Monday, July 16, 2007

<i>Cradle to Cradle: Remaking the Way We Make Things</i> by William McDonough and Michael Braungart

I like the material of this book---both the content and the material the pages were made of. The entire book is made of PET. As Dave said, you can read it in the tub. I never took advantage of that property.

The book is made out of PET to demonstrate a new idea in design (the design of everything---products, houses, cars, rugs, etc.) where the item when "used up" is not "thrown away" or downcycled (the authors' replacement term for recycling since most products that are recycled do not become products of the same quality of the original since the materials being recycled degrade on each cycle), but is instead completely reused in the same product it appeared in originally. Or the material becomes a "technical nutrient"---a material that took a lot of time and energy to extract originally and therefor is valuable if it can be maintained. With most current materials this is not possible due to chemicals used in processing. It turns out not to be very good for one to wear a shirt made out of old plastic bottles due to the chemicals used in bottle making---they were never intended to be worn against the skin.

The authors propose that designers consider this as they come up with product and choose materials and processes that are appropriate for long-term reuse. I like this idea, but I see it as very difficult to actually change, as even when pilot tests are run in large companies and prove these ideas out, the inertia of the management chain makes it very disheartening to think about.
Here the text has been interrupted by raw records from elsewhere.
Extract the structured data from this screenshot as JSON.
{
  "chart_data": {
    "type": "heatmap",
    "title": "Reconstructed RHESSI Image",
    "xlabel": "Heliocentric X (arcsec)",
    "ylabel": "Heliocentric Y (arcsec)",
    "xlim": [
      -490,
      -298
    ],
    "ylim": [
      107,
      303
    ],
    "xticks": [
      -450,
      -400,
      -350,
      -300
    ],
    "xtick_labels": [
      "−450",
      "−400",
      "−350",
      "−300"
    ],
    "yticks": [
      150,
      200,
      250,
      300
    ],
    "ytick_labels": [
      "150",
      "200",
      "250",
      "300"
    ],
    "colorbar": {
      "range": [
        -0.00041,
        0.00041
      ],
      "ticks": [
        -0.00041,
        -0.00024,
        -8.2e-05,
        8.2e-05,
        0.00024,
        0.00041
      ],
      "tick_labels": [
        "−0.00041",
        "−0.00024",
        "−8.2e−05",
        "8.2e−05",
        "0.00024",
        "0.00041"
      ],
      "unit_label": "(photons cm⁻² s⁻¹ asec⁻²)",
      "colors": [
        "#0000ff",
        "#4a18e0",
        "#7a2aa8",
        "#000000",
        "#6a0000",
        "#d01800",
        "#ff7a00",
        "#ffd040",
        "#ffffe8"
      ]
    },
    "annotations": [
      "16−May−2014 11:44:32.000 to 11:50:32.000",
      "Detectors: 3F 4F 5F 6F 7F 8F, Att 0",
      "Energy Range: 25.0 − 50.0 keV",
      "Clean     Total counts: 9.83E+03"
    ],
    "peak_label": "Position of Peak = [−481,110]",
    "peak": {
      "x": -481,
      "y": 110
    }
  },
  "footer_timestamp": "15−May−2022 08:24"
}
The book is well written and easy to read. I like the brightness of the PET pages as well. The biggest fault I see with the book is that it doesn't give much of a call to action. Nothing really tells me what I can do as a consumer to improve the situation.

7/10

1 comment:

  1. RE "...to improve the situation." True...each community offers different alternatives, some of which are wholly unsatisfactory -- as when a small city/suburban municipality requires recycling, and the separation of those items into different containers to be collected, but then turns around and trashes it all in the same field of broken dreams because there is no economical force available to forward the bulk or any portion of it that it might then be recycled in any of those ways that the average person can think of when they have been told for so long that x is made into y...and so forth. This is largely the case with too too much paper/cardboard, for instance, and is so common that one finds that even some municipal agents "think" things are being forwarded along an imagined pipeline until the local landfill agents (or press/media) lift up a problem with shrinking space owing to ... What? ... too much paper/cardboard being dumped by those who collect it on behalf of the municipality (that also requires recycling/separation). Nutz.